Credit confidence or craft, but 1984's “Weird Al” Yankovic in 3-D is where Yankovic hits his stride, maybe because he discovered his muse: Michael Jackson. While Yankovic’s instincts aren’t wrong, he’s too anxious to sell his premises, and the album relies on goofy original numbers that don’t bear the mark of a savvy pop stylist.Īlmost immediately, Al sharpened his pop instincts. Even with this polish, Al’s eponymous 1983 debut is ragged, almost confrontational in its jokes.

weird al headline news parody

He made sure the albums worked as pop records-a novelty within novelties, since the format usually placed jokes above hooks.

weird al headline news parody

Derringer didn’t produce “Weird Al” as if he was a freak. and teamed with Rick Derringer, the guitarist who had a smash with “Rock and Roll, Hoochie Koo” in 1973. Some of this nervous energy was dampened when he signed to Scotti Bros. He’s not a polished performer there’s a fevered desperation that gives the music a kinetic edge. Listening to these early singles now-along with various oddities on the bonus disc Medium Rarities, one of which is a frenetic “Pac-Man” set to the Beatles’ “Taxman”-what’s striking is Yankovic’s qualities. (They assumed it was a one-shot novelty, though, and dispensed with Al after a single 45.) Almost immediately, he topped it with “Another One Rides the Bus,” a pumping parody of Queen’s “Another One Bites the Dust” that landed Yankovic on national television, including a spot on Tom Snyder in 1981. Doug Fieger, the author of “My Sharona,” loved it and tipped off his record label, which released it as a single. Demento: a version of the Knack’s “My Sharona,” which he spun into “My Bologna.” Demento wasn’t the only one who liked it. ”Weird Al” sent one of these bathroom recordings to Dr. Things got going a few years later when Yankovic was studying architecture at Cal Poly, where he spent his spare time recording himself in the men’s bathroom, which had just enough echo to round out his sound. Al passed along a tape to Demento in 1976, which got on the air but didn’t spark much attention. He’d play new oddities, which is why Yankovic made it a mission to get himself onto the Dr. Novelties were his métier, but he didn’t limit himself to old Nervous Norvous 45s he had excavated. Demento-born Barret Hansen, so who could blame him adopting a nom de plume–specialized in airing the weirdest records he could find, a task suited for an ethnomusicology major masquerading as a ringmaster.

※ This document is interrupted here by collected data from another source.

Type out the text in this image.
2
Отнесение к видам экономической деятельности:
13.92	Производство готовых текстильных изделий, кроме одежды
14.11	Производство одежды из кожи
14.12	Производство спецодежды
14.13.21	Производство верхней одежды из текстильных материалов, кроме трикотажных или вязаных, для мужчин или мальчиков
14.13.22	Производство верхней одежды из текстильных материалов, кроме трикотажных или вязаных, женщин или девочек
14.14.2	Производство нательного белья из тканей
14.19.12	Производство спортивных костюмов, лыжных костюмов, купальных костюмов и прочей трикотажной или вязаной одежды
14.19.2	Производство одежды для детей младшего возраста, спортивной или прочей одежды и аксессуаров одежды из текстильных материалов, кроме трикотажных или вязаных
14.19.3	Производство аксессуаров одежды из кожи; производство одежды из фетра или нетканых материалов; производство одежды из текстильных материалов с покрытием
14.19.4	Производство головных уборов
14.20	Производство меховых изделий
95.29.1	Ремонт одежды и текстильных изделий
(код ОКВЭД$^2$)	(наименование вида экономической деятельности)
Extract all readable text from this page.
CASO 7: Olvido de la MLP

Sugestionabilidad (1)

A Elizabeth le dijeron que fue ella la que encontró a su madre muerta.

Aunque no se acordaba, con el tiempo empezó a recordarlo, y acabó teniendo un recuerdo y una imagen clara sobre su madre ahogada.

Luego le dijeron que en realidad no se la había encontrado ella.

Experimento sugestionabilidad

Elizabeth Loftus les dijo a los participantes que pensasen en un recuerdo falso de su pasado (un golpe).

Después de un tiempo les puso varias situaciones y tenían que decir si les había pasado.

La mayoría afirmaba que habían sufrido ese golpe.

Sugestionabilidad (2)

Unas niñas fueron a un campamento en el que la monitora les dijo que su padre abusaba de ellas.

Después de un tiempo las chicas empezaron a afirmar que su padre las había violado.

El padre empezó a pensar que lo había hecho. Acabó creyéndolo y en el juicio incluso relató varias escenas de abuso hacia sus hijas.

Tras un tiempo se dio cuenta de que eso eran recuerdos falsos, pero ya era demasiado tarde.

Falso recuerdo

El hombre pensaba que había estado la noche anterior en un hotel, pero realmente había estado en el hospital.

Operating out of the darkest reaches of Pasadena, Dr. Rock‘n’roll wasn’t really his thing Al’s personal Elvis was Dr.

weird al headline news parody

To make matters worse, when he was six, his parents gave him an accordion, not a guitar, and he embraced the anachronistic instrument. He started kindergarten a year too early and skipped second grade growing up in the southern Los Angeles suburb of Lynwood, he was always the runt of the litter.

weird al headline news parody

Chalk it up to smarts or good timing, but “Weird Al” Yankovic arrived at a time where the counterculture met the monoculture, beginning his career as an outsider and winding up as a beloved institution.Ī nerd by birthright, “Weird Al” was always a step ahead of the curve. Joke songs are a tricky idiom even for clever musicians, but “Weird Al” finagled a robust career out of novelties. It wasn’t simply that these familiar tunes were mocked his send-ups underscored the ways that hits become part of the fabric of daily life. Sure, the songs he sent up are pillars of pop music-whether it was “Beat It,” “Smells Like Teen Spirit,” “Ridin’,” or “Blurred Lines”-but hearing Yankovic’s parodies provided a sense of their deep, lasting impact. Listening to the complete recorded works of “Weird Al” Yankovic-which is now easy to do, thanks to the release of the 15-disc Squeeze Box, which contains all 14 of his studio albums along with a disc of rarities, housed in a replica of his signature accordion-provides a graduate course in the junk culture of the 20th century.